LLM07: System Prompt Leakage. System prompts frequently contain configuration logic, business rules, and occasionally credentials. Adversarial prompting can extract this content. Treating the system prompt as a security boundary rather than an operational one is the mistake.
LLM08: Vector and Embedding Weaknesses. RAG deployments where the vector store lacks access controls, where retrieval can be manipulated through embedding poisoning, or where document-level permissions aren't enforced at query time. This category and indirect injection overlap significantly — LLM08 describes the infrastructure condition that makes indirect injection viable at scale.
LLM09: Misinformation. Model output trusted as authoritative without human review, particularly in high-stakes decision workflows. The architectural failure is any pipeline where the model's output is the terminal step rather than an input to human judgment.

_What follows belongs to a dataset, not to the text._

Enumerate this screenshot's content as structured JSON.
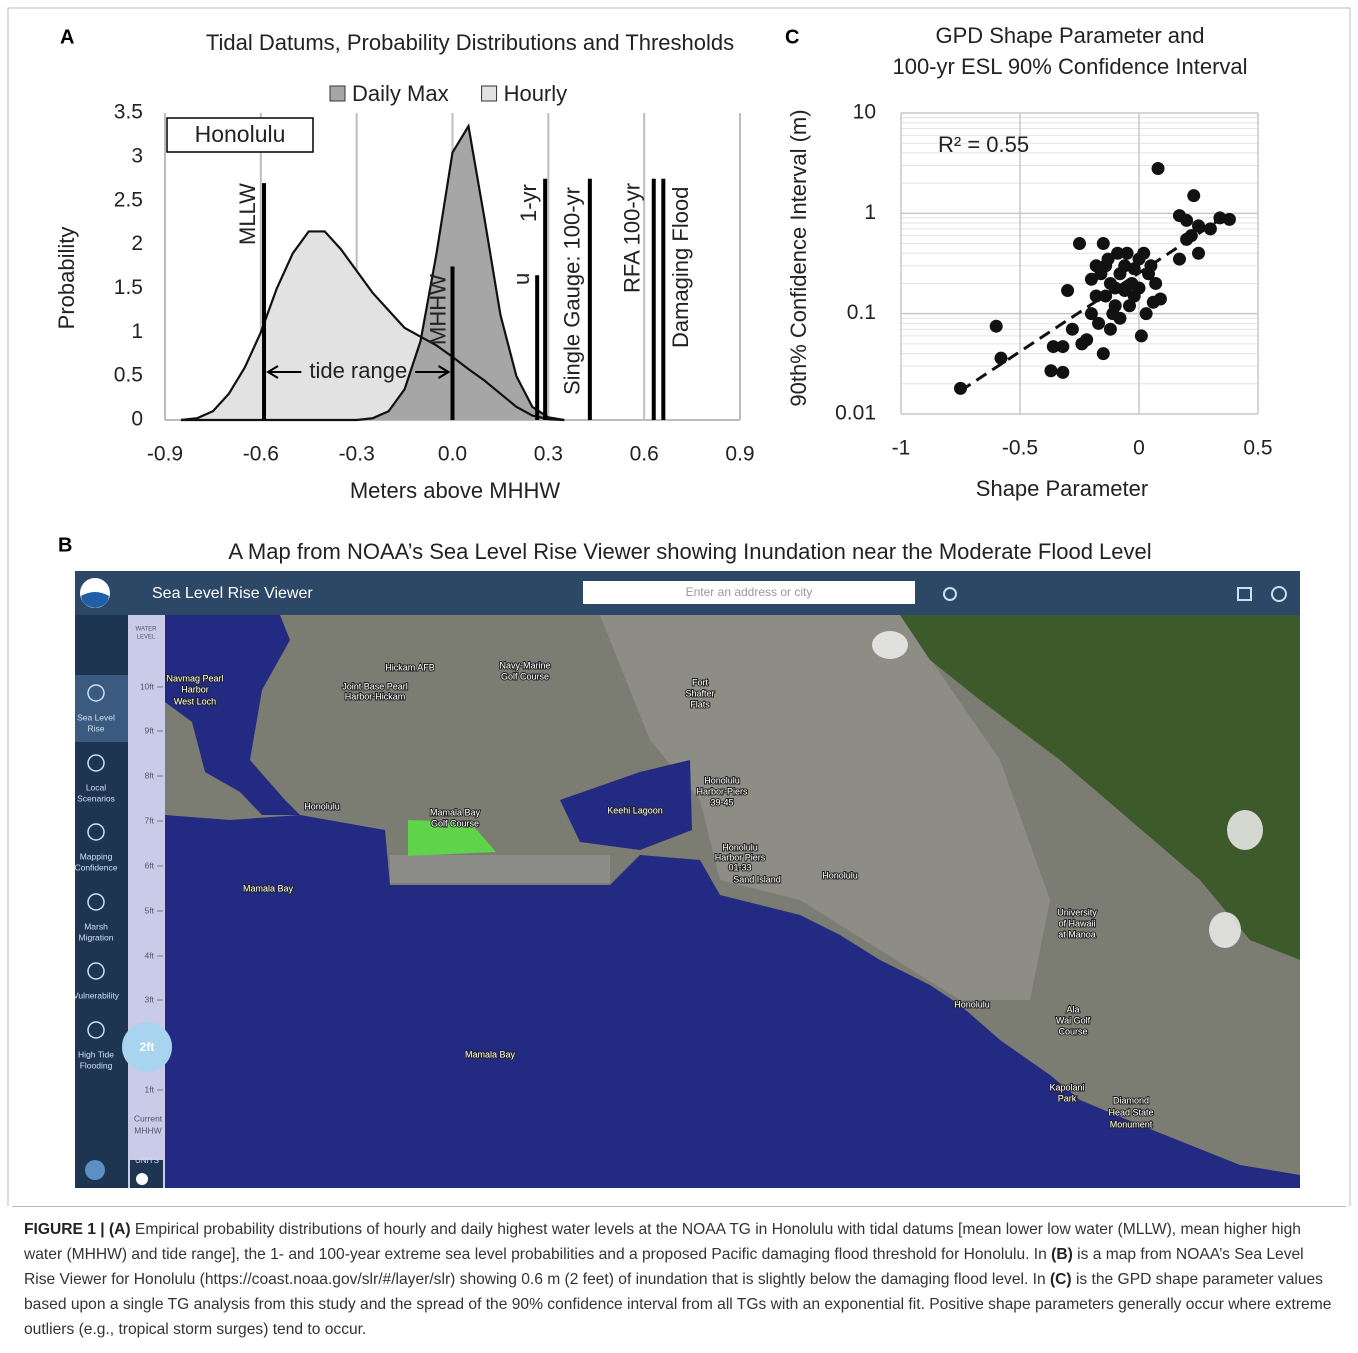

LLM10: Unbounded Consumption. No rate limiting, no token budgets, no cost controls. Exposed to resource exhaustion, denial-of-service, and runaway inference costs. Less glamorous than the other nine, and genuinely dangerous in multi-tenant government deployments where one misconfigured agent can affect shared infrastructure.
What This Means in a Procurement Conversation
When a federal CISO asks whether an AI deployment is "secure," the OWASP LLM Top 10 gives you a structured way to ask back: secure against which conditions? A deployment with strong input validation and no RAG pipeline has a very different risk profile than a deployment with an agent that reads agency email and has write access to a document management system.
Each category in the framework is a question about what the deployment can access, what it can act on, and what it trusts. Those questions have answers. The answers determine exposure. That's the conversation worth having.